Run `transub configure` for an interactive editor, or update the file manually. Configuration files are user-specific and should not be committed.

## CLI Cheatsheet

```bash
transub run demo.mp4 --config ~/transub.conf --work-dir /tmp/transub  # override work dir (defaults to ~/.cache/transub)
transub show_config
transub init --config ./transub.conf   # rerun the setup wizard
transub configure                      # edit config (0 saves, Q discards)
transub run demo.mp4 --transcribe-only # export raw transcription only
transub run demo.mp4 -T              # short flag for transcribe-only
transub --version                    # print the installed version
```

The work directory (defaults to `~/.cache/transub`) stores audio, transcription segments, translation progress, and pipeline state. If a run is interrupted, re-running the same command resumes where it left off. Use `--work-dir` to point at a custom cache location when needed.

## Development

If you want to contribute to `transub`, you can set up a development environment.

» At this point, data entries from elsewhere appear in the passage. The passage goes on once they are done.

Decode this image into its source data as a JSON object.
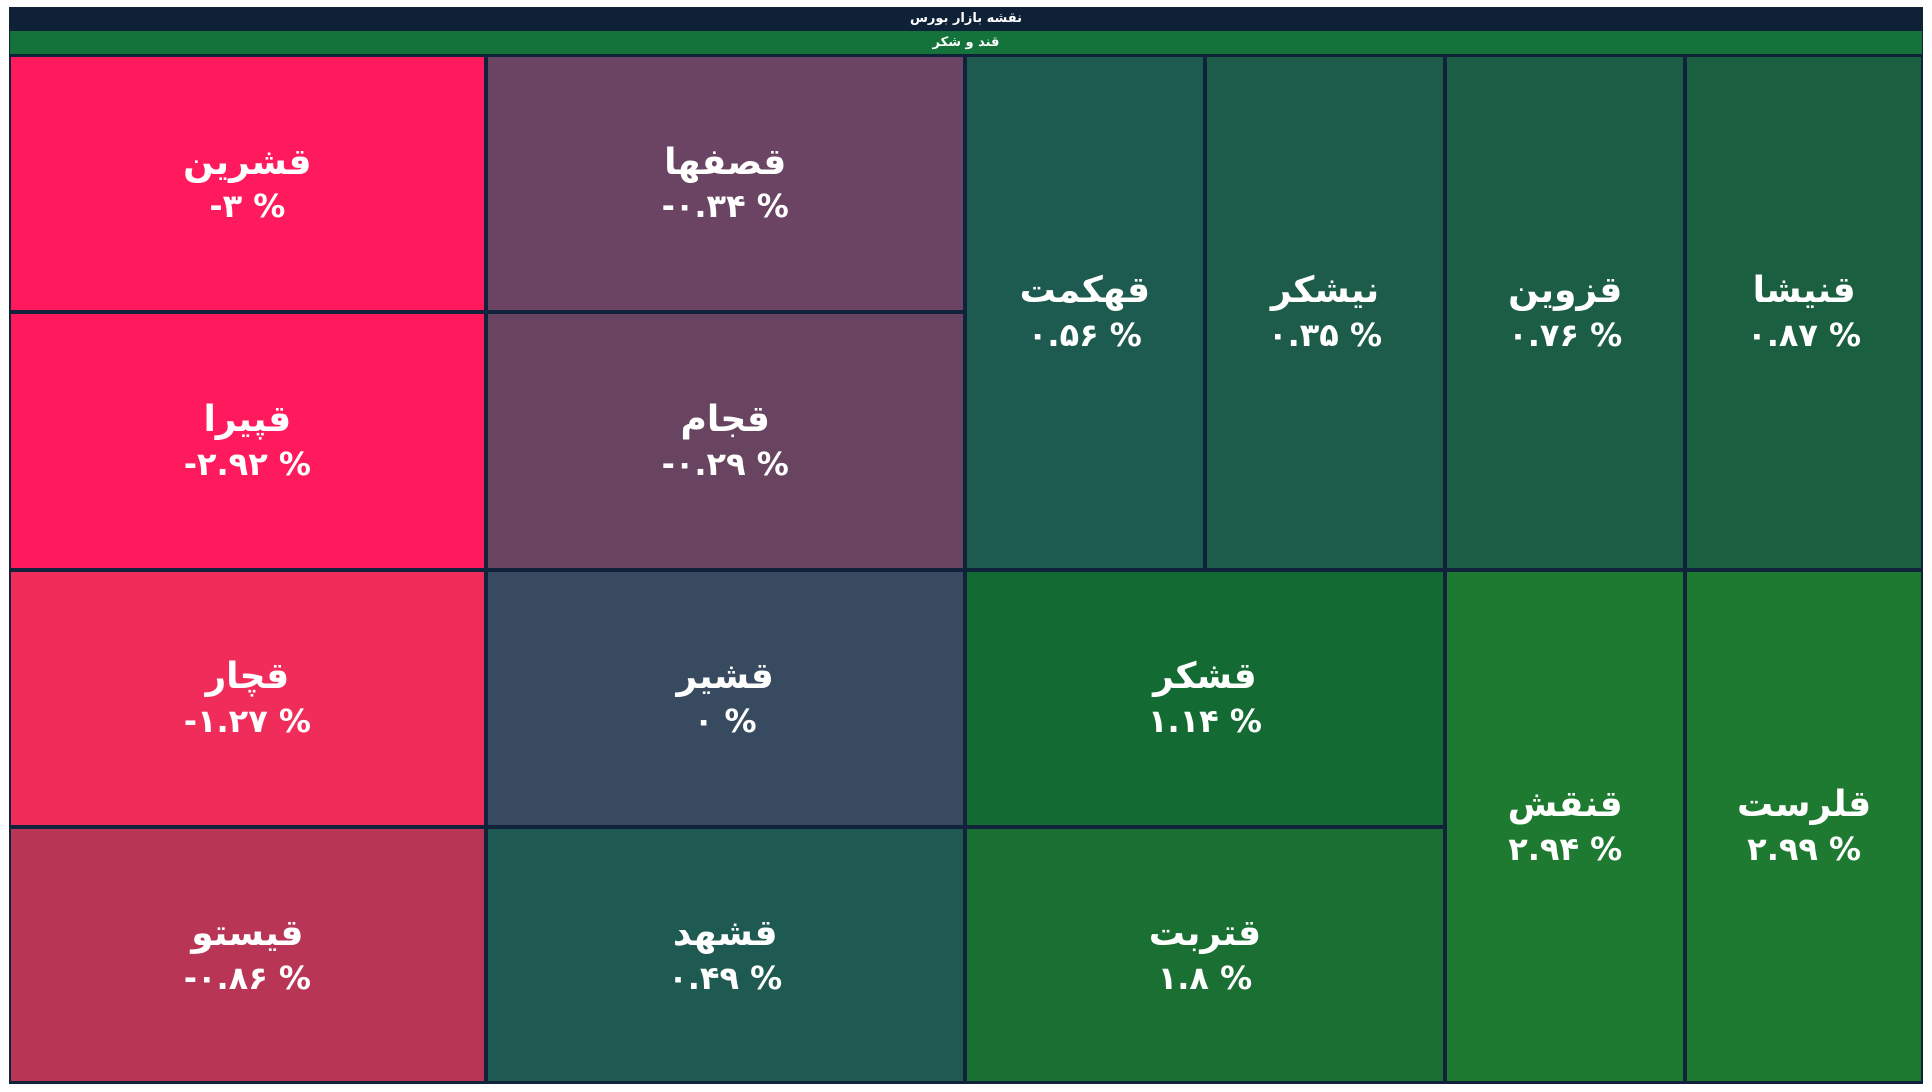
{
  "header": {
    "title": "نقشه بازار بورس",
    "subtitle": "قند و شکر"
  },
  "tiles": [
    {
      "symbol": "قشرین",
      "change": "-۳ %"
    },
    {
      "symbol": "قپیرا",
      "change": "-۲.۹۲ %"
    },
    {
      "symbol": "قچار",
      "change": "-۱.۲۷ %"
    },
    {
      "symbol": "قیستو",
      "change": "-۰.۸۶ %"
    },
    {
      "symbol": "قصفها",
      "change": "-۰.۳۴ %"
    },
    {
      "symbol": "قجام",
      "change": "-۰.۲۹ %"
    },
    {
      "symbol": "قشیر",
      "change": "۰ %"
    },
    {
      "symbol": "قشهد",
      "change": "۰.۴۹ %"
    },
    {
      "symbol": "قهکمت",
      "change": "۰.۵۶ %"
    },
    {
      "symbol": "نیشکر",
      "change": "۰.۳۵ %"
    },
    {
      "symbol": "قزوین",
      "change": "۰.۷۶ %"
    },
    {
      "symbol": "قنیشا",
      "change": "۰.۸۷ %"
    },
    {
      "symbol": "قشکر",
      "change": "۱.۱۴ %"
    },
    {
      "symbol": "قتربت",
      "change": "۱.۸ %"
    },
    {
      "symbol": "قنقش",
      "change": "۲.۹۴ %"
    },
    {
      "symbol": "قلرست",
      "change": "۲.۹۹ %"
    }
  ]
}
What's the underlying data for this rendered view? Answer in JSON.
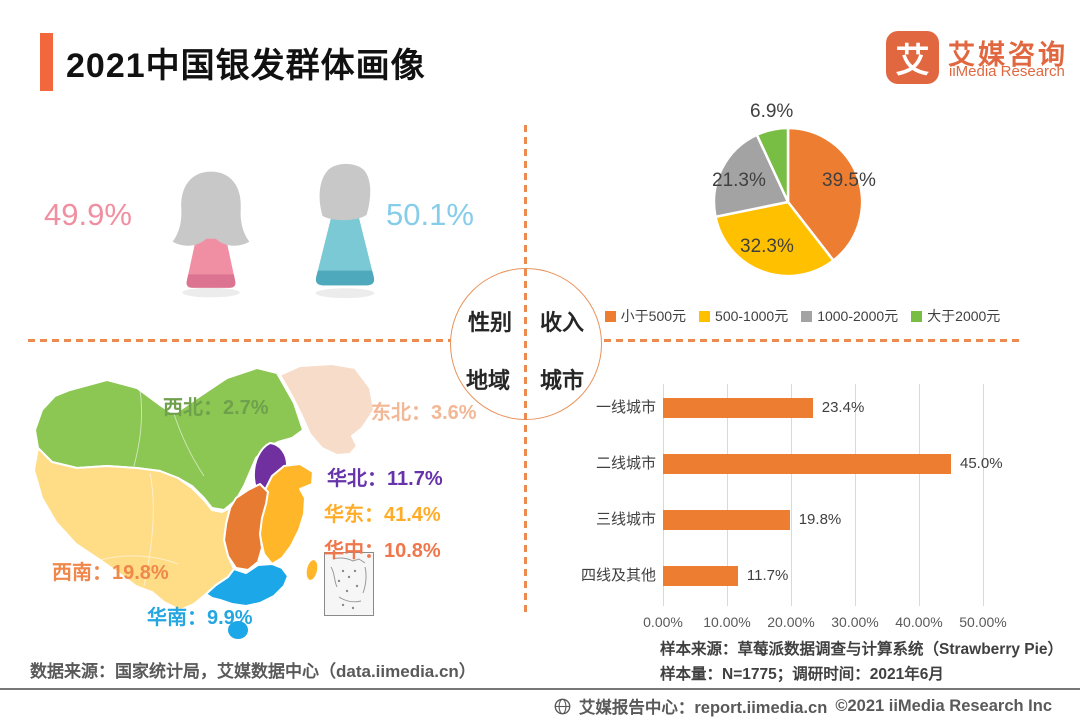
{
  "header": {
    "title": "2021中国银发群体画像",
    "logo_glyph": "艾",
    "brand_cn": "艾媒咨询",
    "brand_en": "iiMedia Research",
    "accent_color": "#F2683C"
  },
  "wheel": {
    "top_left": "性别",
    "top_right": "收入",
    "bottom_left": "地域",
    "bottom_right": "城市"
  },
  "gender": {
    "female": {
      "value": "49.9%",
      "color": "#F08FA0"
    },
    "male": {
      "value": "50.1%",
      "color": "#86CDEA"
    }
  },
  "chart_data": [
    {
      "id": "income_pie",
      "type": "pie",
      "start_angle_deg": 0,
      "clockwise": true,
      "slices": [
        {
          "label": "小于500元",
          "value": 39.5,
          "display": "39.5%",
          "color": "#ED7D31"
        },
        {
          "label": "500-1000元",
          "value": 32.3,
          "display": "32.3%",
          "color": "#FFC000"
        },
        {
          "label": "1000-2000元",
          "value": 21.3,
          "display": "21.3%",
          "color": "#A3A3A3"
        },
        {
          "label": "大于2000元",
          "value": 6.9,
          "display": "6.9%",
          "color": "#79BE44"
        }
      ],
      "legend_position": "bottom"
    },
    {
      "id": "city_bars",
      "type": "bar",
      "orientation": "horizontal",
      "categories": [
        "一线城市",
        "二线城市",
        "三线城市",
        "四线及其他"
      ],
      "values": [
        23.4,
        45.0,
        19.8,
        11.7
      ],
      "value_labels": [
        "23.4%",
        "45.0%",
        "19.8%",
        "11.7%"
      ],
      "bar_color": "#ED7D31",
      "xlim": [
        0,
        50
      ],
      "xticks": [
        0,
        10,
        20,
        30,
        40,
        50
      ],
      "xtick_labels": [
        "0.00%",
        "10.00%",
        "20.00%",
        "30.00%",
        "40.00%",
        "50.00%"
      ],
      "grid": true
    },
    {
      "id": "region_map",
      "type": "map",
      "regions": [
        {
          "key": "northwest",
          "name": "西北",
          "display": "2.7%",
          "fill": "#8CC653",
          "label_color": "#6FA04C"
        },
        {
          "key": "northeast",
          "name": "东北",
          "display": "3.6%",
          "fill": "#F7DCC9",
          "label_color": "#F2B896"
        },
        {
          "key": "north",
          "name": "华北",
          "display": "11.7%",
          "fill": "#7030A0",
          "label_color": "#6633AA"
        },
        {
          "key": "east",
          "name": "华东",
          "display": "41.4%",
          "fill": "#FFB628",
          "label_color": "#FFAD29"
        },
        {
          "key": "central",
          "name": "华中",
          "display": "10.8%",
          "fill": "#E87B32",
          "label_color": "#F0764B"
        },
        {
          "key": "southwest",
          "name": "西南",
          "display": "19.8%",
          "fill": "#FFDC86",
          "label_color": "#F0874B"
        },
        {
          "key": "south",
          "name": "华南",
          "display": "9.9%",
          "fill": "#1CA7E8",
          "label_color": "#24A6E0"
        }
      ]
    }
  ],
  "footer": {
    "data_source": "数据来源：国家统计局，艾媒数据中心（data.iimedia.cn）",
    "sample_source": "样本来源：草莓派数据调查与计算系统（Strawberry Pie）",
    "sample_info": "样本量：N=1775；调研时间：2021年6月",
    "report_center": "艾媒报告中心：report.iimedia.cn",
    "copyright": "©2021  iiMedia Research Inc"
  }
}
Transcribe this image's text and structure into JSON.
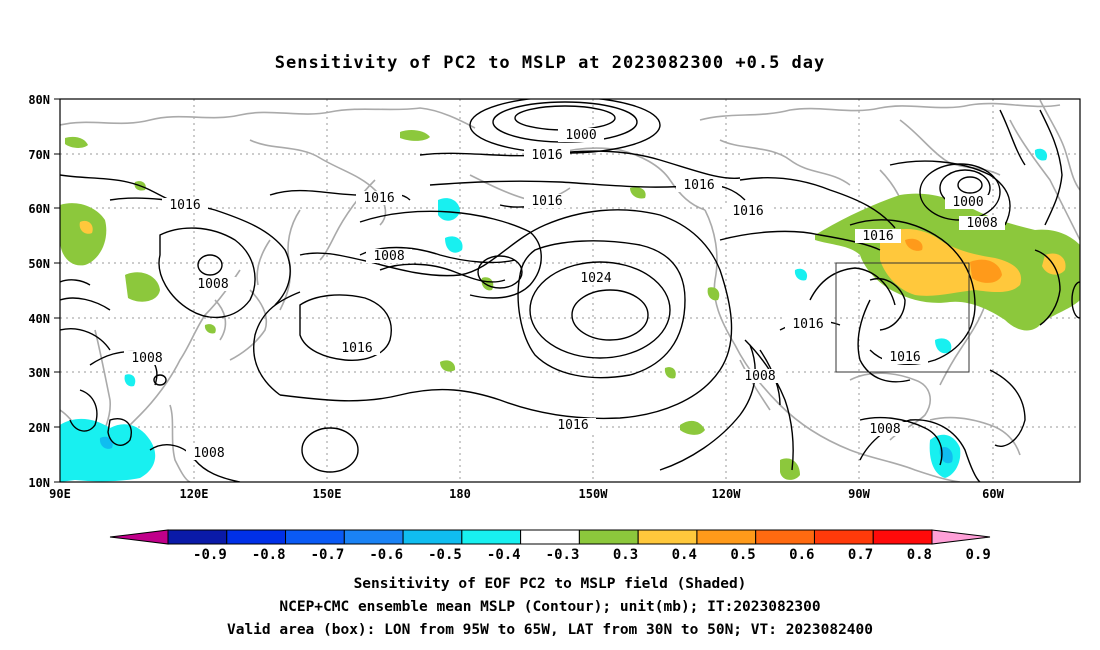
{
  "title": "Sensitivity of PC2 to MSLP at 2023082300 +0.5 day",
  "lat_labels": [
    "80N",
    "70N",
    "60N",
    "50N",
    "40N",
    "30N",
    "20N",
    "10N"
  ],
  "lon_labels": [
    "90E",
    "120E",
    "150E",
    "180",
    "150W",
    "120W",
    "90W",
    "60W"
  ],
  "contour_labels": [
    {
      "id": "c1000a",
      "text": "1000"
    },
    {
      "id": "c1016a",
      "text": "1016"
    },
    {
      "id": "c1016b",
      "text": "1016"
    },
    {
      "id": "c1016c",
      "text": "1016"
    },
    {
      "id": "c1016d",
      "text": "1016"
    },
    {
      "id": "c1016e",
      "text": "1016"
    },
    {
      "id": "c1016f",
      "text": "1016"
    },
    {
      "id": "c1008a",
      "text": "1008"
    },
    {
      "id": "c1008b",
      "text": "1008"
    },
    {
      "id": "c1024",
      "text": "1024"
    },
    {
      "id": "c1016g",
      "text": "1016"
    },
    {
      "id": "c1016h",
      "text": "1016"
    },
    {
      "id": "c1008c",
      "text": "1008"
    },
    {
      "id": "c1016i",
      "text": "1016"
    },
    {
      "id": "c1008d",
      "text": "1008"
    },
    {
      "id": "c1016j",
      "text": "1016"
    },
    {
      "id": "c1008e",
      "text": "1008"
    },
    {
      "id": "c1008f",
      "text": "1008"
    },
    {
      "id": "c1000b",
      "text": "1000"
    },
    {
      "id": "c1008g",
      "text": "1008"
    },
    {
      "id": "c1016k",
      "text": "1016"
    }
  ],
  "colorbar": {
    "labels": [
      "-0.9",
      "-0.8",
      "-0.7",
      "-0.6",
      "-0.5",
      "-0.4",
      "-0.3",
      "0.3",
      "0.4",
      "0.5",
      "0.6",
      "0.7",
      "0.8",
      "0.9"
    ],
    "colors": [
      "#c0008a",
      "#0a1aa8",
      "#0030e8",
      "#0a5af5",
      "#1a82f5",
      "#10bdf0",
      "#18f0f0",
      "#ffffff",
      "#8cc83c",
      "#ffc83c",
      "#ff9a1a",
      "#ff6a10",
      "#ff3a0a",
      "#ff0a0a",
      "#ffa0d8"
    ]
  },
  "shading_colors": {
    "green": "#8cc83c",
    "yellow": "#ffc83c",
    "orange": "#ff9a1a",
    "cyan": "#18f0f0",
    "lightblue": "#10bdf0"
  },
  "caption": [
    "Sensitivity of EOF PC2 to MSLP field (Shaded)",
    "NCEP+CMC ensemble mean MSLP (Contour); unit(mb); IT:2023082300",
    "Valid area (box): LON from 95W to 65W, LAT from 30N to 50N; VT: 2023082400"
  ]
}
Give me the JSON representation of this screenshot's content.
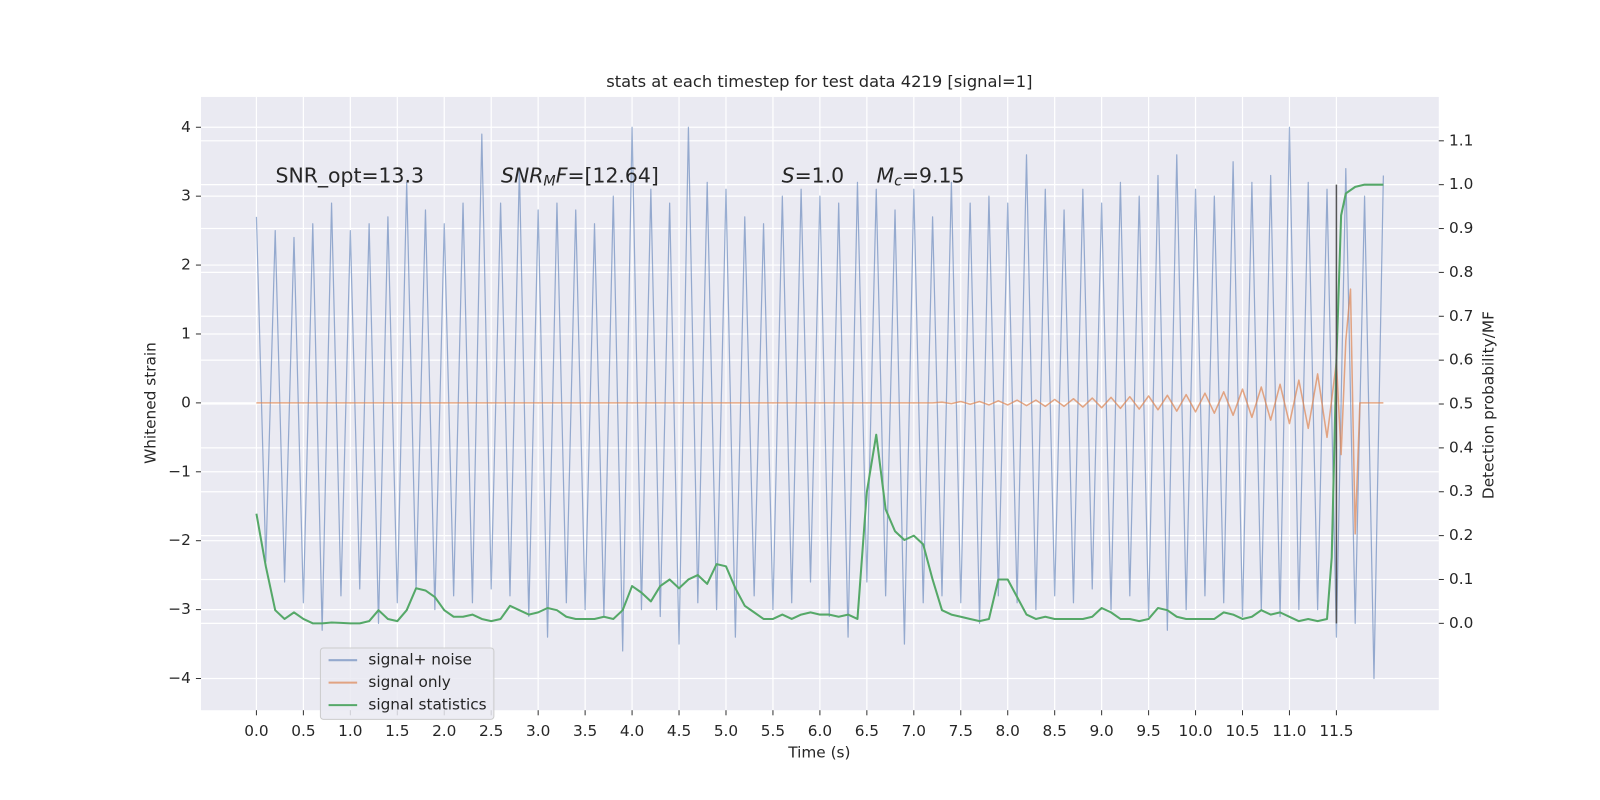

### Installation from Source

1.  **Clone the repository:**
    ```bash
    git clone https://github.com/PiktCai/transub.git
    cd transub
    ```
2.  **Create and activate a virtual environment:**
    ```bash
    python3 -m venv .venv
    source .venv/bin/activate
    ```
3.  **Install in editable mode with development dependencies:**
    ```bash
    pip install -e ".[dev]"
    ```
4.  **Install a Whisper backend for testing:**
    ```bash
    pip install openai-whisper
    ```

### Running Tests

```bash
python -m unittest
```

### Code Structure

- Source lives in `transub/` (`cli.py`, `config.py`, `transcribe.py`, `translate.py`, `subtitles.py`, etc.).
- Add tests beside related modules (e.g., `transub/test_subtitles.py`).
- Use Rich console utilities and `transub.logger.setup_logging` for consistent output.

## Project Layout

```
transub/
├── audio.py
├── cli.py
├── config.py
├── subtitles.py
├── transcribe.py
├── translate.py
└── test_subtitles.py
```

## License

This project is distributed for personal use and study; there is no formal contribution process at this time.  
Transub is released under the [MIT License](LICENSE).